Горница красивая, только на всех полках понапихано склянок и камфарной мазью воняет.
До вечера ездили мы в трамвае по Праге, были на Градчанах, на Летне, там Гонзе захотелось еще разок взглянуть на стадион «Славия», потом зашли на Небозизек, съели на скамейке по куску сала и рысью в Национальный театр, уж и не помню, что там у них играли, долго мы все равно не могли высидеть, голова шла кругом. Только посмотрели на эту роскошь, подивились, что все это наше, чешское, а после второго действия помчались на концерт в филармонию.
Братцы, одних контрабасов там было не меньше шести!
Я и говорю Гонзе:
— Вот бы тебе сесть с ними рядом да поводить смычком, а?
А он:
— Чурбан ты неотесанный, Франтишек, это же сплошь виртуозы, даже наш праскачский капельмейстер старший пожарник Пехачек в подметки им не годится, они бы и не взглянули на него. Эх, ты, вот до чего доводит слепая страсть!
Потом ходили мы по кофейням, встретили Варжечку, из наших мест, тоже в форме капрала, закатились с ним в винный погребок, пели там песни — и любимую Гонзову «Как меня, семинариста…» и «Где родина моя»; такое уж особенное настроение у нас было, посетители и официанты только глаза таращили… Гонза подвыпил и все ко мне:
— Франтишек, наливай… Пей не жалей… Горе не беда… Да здравствует Чехия!
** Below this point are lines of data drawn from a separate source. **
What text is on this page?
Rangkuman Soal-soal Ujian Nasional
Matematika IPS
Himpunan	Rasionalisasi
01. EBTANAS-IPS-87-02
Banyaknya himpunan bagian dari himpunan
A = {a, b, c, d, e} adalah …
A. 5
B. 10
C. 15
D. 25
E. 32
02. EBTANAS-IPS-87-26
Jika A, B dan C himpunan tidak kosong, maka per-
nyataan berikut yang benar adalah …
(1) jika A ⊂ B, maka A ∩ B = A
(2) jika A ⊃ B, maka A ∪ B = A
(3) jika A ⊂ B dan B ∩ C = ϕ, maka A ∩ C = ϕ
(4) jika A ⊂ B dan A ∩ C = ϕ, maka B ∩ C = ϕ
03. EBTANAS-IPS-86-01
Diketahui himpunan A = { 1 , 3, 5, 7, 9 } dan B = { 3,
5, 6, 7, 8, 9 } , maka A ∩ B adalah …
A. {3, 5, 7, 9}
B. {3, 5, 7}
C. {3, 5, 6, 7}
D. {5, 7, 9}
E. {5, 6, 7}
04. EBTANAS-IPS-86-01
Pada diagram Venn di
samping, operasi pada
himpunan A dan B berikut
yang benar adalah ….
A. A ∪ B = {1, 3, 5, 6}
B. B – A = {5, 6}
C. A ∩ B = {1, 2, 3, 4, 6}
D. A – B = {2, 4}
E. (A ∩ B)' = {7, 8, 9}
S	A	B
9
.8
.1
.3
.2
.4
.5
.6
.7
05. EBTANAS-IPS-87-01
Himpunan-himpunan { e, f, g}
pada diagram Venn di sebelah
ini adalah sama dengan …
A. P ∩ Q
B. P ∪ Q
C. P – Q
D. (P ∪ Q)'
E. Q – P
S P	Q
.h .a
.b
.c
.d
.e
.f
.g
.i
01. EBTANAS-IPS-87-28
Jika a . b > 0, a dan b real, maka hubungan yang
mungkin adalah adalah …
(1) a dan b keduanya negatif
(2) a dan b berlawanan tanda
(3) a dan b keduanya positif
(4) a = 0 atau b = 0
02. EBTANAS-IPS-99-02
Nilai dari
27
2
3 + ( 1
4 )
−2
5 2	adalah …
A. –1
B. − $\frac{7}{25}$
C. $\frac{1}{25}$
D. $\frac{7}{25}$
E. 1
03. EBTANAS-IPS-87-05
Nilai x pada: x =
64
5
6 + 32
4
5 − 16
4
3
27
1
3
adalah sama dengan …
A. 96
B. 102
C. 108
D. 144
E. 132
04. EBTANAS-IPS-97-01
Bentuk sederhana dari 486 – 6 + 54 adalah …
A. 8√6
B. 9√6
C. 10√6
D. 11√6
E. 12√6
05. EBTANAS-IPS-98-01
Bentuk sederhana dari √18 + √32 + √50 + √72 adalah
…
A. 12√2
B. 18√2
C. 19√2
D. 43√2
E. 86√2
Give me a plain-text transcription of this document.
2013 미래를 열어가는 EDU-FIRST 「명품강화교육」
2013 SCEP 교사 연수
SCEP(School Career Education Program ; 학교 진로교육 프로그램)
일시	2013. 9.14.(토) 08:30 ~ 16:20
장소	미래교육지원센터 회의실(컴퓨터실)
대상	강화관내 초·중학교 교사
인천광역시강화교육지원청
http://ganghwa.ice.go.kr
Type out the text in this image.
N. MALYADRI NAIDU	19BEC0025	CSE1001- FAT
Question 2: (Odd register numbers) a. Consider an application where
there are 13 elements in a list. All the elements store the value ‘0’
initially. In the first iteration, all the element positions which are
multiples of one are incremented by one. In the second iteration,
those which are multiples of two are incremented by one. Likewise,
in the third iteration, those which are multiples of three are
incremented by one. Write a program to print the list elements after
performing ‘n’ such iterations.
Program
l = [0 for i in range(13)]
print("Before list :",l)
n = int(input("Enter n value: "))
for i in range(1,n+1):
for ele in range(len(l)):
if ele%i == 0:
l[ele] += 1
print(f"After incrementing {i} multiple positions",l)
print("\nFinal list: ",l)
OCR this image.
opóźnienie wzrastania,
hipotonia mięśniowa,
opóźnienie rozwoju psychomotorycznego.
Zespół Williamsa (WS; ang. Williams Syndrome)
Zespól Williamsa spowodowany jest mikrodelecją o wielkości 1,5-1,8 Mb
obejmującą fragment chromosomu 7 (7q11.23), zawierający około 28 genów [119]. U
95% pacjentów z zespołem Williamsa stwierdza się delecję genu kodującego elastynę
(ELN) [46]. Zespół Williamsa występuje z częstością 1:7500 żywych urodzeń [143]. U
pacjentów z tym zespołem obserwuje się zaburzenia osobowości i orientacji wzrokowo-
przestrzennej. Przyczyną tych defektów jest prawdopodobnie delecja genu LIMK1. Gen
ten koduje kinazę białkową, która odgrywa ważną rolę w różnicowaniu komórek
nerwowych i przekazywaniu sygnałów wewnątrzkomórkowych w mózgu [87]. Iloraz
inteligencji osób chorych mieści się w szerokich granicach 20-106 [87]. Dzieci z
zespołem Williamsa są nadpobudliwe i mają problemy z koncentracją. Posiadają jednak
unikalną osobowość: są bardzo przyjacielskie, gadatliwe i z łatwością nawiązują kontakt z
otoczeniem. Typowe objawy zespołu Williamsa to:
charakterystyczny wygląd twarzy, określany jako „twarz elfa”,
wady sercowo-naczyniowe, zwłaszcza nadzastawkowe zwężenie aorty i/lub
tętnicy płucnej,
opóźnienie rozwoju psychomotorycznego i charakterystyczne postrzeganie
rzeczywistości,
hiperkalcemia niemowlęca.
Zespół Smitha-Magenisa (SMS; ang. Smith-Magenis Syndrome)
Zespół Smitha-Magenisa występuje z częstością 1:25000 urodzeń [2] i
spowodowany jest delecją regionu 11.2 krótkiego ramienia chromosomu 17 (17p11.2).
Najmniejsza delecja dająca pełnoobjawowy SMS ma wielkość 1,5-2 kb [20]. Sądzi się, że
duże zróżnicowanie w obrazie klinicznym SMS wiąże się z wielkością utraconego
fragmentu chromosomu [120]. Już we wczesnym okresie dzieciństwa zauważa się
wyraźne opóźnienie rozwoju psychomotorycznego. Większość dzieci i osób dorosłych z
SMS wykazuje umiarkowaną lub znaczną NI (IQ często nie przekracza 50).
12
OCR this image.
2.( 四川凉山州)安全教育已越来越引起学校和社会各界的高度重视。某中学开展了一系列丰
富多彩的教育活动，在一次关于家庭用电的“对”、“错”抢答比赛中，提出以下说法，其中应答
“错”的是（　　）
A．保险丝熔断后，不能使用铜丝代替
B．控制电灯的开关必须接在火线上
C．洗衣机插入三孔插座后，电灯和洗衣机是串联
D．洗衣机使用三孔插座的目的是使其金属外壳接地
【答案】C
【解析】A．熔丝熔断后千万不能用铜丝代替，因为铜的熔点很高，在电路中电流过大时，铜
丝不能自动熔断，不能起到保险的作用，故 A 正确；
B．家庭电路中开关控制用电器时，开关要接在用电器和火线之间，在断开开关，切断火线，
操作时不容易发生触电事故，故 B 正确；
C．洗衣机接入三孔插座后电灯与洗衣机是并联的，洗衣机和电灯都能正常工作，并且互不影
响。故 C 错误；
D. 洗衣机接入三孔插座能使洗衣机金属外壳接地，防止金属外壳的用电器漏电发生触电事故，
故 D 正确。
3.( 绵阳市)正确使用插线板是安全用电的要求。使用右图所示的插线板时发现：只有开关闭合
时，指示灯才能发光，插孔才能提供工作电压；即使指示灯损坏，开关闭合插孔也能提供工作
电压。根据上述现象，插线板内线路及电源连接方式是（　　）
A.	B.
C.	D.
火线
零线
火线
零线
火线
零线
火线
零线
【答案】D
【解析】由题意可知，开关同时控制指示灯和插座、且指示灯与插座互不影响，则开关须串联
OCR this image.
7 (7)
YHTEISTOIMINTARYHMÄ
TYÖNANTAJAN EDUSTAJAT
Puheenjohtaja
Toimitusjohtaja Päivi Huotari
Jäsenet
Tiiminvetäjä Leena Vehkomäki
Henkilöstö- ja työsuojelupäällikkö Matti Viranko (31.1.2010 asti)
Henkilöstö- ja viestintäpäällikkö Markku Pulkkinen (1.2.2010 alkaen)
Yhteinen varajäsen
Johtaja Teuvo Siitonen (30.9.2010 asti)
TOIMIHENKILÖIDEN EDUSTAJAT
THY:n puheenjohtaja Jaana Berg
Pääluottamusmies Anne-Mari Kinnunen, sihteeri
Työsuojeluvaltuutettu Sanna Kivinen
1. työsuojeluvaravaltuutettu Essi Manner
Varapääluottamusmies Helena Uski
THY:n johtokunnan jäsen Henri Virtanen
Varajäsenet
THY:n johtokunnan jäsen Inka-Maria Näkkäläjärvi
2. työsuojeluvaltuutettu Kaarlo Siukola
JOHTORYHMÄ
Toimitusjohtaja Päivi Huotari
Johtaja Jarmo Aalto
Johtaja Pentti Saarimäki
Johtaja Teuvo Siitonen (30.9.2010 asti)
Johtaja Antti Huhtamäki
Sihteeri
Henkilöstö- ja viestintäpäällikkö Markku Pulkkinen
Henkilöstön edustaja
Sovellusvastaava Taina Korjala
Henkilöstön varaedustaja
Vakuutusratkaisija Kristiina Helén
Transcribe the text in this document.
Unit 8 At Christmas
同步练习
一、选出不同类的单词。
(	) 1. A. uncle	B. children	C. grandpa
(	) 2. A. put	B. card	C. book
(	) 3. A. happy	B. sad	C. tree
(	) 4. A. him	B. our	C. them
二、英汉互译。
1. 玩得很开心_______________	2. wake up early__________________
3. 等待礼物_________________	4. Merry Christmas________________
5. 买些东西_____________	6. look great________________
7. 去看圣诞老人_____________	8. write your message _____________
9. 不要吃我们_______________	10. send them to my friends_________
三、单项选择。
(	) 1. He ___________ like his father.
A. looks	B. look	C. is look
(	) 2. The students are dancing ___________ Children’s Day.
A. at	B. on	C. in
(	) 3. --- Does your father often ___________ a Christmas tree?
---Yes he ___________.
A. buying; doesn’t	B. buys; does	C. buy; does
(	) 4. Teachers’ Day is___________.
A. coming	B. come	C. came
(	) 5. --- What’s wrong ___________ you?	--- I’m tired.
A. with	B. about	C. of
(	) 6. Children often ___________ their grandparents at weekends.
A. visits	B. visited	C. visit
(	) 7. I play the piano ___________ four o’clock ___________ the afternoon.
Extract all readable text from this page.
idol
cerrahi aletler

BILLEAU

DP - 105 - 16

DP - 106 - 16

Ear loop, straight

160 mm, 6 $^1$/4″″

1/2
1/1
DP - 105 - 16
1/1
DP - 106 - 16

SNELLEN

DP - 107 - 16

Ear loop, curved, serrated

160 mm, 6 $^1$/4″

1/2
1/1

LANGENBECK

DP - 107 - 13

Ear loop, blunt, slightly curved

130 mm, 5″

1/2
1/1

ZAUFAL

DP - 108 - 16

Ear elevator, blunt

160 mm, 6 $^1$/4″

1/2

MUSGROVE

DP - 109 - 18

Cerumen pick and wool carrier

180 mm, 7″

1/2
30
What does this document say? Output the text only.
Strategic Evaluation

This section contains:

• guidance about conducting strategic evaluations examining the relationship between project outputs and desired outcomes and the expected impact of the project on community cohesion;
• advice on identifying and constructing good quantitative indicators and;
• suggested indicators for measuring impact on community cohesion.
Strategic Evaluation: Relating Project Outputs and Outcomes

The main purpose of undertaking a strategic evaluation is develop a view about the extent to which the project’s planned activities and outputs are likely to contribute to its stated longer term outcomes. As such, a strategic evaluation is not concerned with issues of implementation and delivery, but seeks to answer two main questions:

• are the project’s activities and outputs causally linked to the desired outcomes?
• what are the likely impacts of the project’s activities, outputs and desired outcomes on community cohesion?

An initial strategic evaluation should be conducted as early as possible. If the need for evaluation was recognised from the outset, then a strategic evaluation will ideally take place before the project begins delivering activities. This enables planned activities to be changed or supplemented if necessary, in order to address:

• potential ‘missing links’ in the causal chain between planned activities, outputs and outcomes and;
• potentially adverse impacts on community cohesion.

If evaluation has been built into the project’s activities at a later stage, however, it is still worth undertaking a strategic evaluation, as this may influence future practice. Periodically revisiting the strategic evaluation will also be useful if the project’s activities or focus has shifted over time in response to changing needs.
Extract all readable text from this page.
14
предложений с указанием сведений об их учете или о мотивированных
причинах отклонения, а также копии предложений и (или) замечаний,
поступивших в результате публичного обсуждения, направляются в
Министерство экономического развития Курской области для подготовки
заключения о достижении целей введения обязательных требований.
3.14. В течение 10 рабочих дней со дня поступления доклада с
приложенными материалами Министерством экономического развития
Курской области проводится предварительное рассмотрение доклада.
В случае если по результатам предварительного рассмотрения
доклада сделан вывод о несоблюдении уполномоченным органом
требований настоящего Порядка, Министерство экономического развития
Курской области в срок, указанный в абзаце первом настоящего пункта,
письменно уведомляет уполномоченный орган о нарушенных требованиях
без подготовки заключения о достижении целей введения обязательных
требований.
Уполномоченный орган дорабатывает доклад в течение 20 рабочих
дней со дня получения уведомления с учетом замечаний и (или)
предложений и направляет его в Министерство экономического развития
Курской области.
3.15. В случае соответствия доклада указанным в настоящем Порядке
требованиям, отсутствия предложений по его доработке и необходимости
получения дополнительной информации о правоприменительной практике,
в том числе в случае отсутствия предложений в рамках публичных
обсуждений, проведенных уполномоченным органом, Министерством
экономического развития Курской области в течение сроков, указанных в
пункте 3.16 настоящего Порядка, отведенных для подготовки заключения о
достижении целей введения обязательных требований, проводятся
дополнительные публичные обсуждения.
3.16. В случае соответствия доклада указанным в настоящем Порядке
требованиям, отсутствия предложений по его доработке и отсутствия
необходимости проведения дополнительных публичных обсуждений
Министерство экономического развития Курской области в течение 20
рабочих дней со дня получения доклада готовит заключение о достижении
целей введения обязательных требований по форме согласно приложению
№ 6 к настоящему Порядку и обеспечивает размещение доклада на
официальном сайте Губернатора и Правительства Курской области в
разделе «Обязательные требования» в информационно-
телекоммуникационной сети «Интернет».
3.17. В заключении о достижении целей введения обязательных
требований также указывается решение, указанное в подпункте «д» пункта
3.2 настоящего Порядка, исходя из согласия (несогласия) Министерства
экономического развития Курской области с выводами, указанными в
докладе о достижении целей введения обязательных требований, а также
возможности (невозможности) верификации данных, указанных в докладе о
На четвертый день Гонза уже без передыху оперировал в больнице.
Пришел и мой черед. То есть килы моей, понимаете?
Привел он меня в свою лабораторию, на каждом столе рядами бутылочки, всякий там кислород, водород и прочие бактерии да химикалии. Положил меня на стол — кила этак со страусиное яйцо, — и не успел я до двадцати сосчитать… Гонза собственноручно вспорол мне живот, что надо вырезал и снова зашил.
Потом я лежал в роскошной постели, Гонза навещал меня, носил мне письма, книги, Ирасека и Шмиловского, — хорошее чтение.
— Нет ли у тебя жара, Франтишек? Как ты спал, лежебока? Вот уж когда лафа тебе! Только девчонки не хватает, а? Ну, да ладно, горе не беда…
Палата хохочет, и доктора и докторицы, что ходили за ним в белых халатах.
Молодчага был наш Гонза, настоящий чех и в своем деле голова.
И все не мог нарадоваться, что попал в Прагу!
Через два месяца он снова взял меня к себе, потому как остался без денщика и все делал сам.
Была осень. По вечерам мы ходили к «Карлу Четвертому» выпить кофе, газету почитать. Там собиралась спортивная братия, с докторами Гонза компанию не водил. Любой из них, говорил, готов другого с потрохами сожрать.
Ударили морозы, а мы без угля.
Гонзе‑то что, он целый день в госпитале, там натоплено, как в бане, а я дома даже прибирался в шинели. Тут еще пошли дожди, слякоть. Заберусь я к хозяйке на кухню, сижу себе на низенькой скамеечке, она стряпает, а я вечернюю газету почитываю и курю.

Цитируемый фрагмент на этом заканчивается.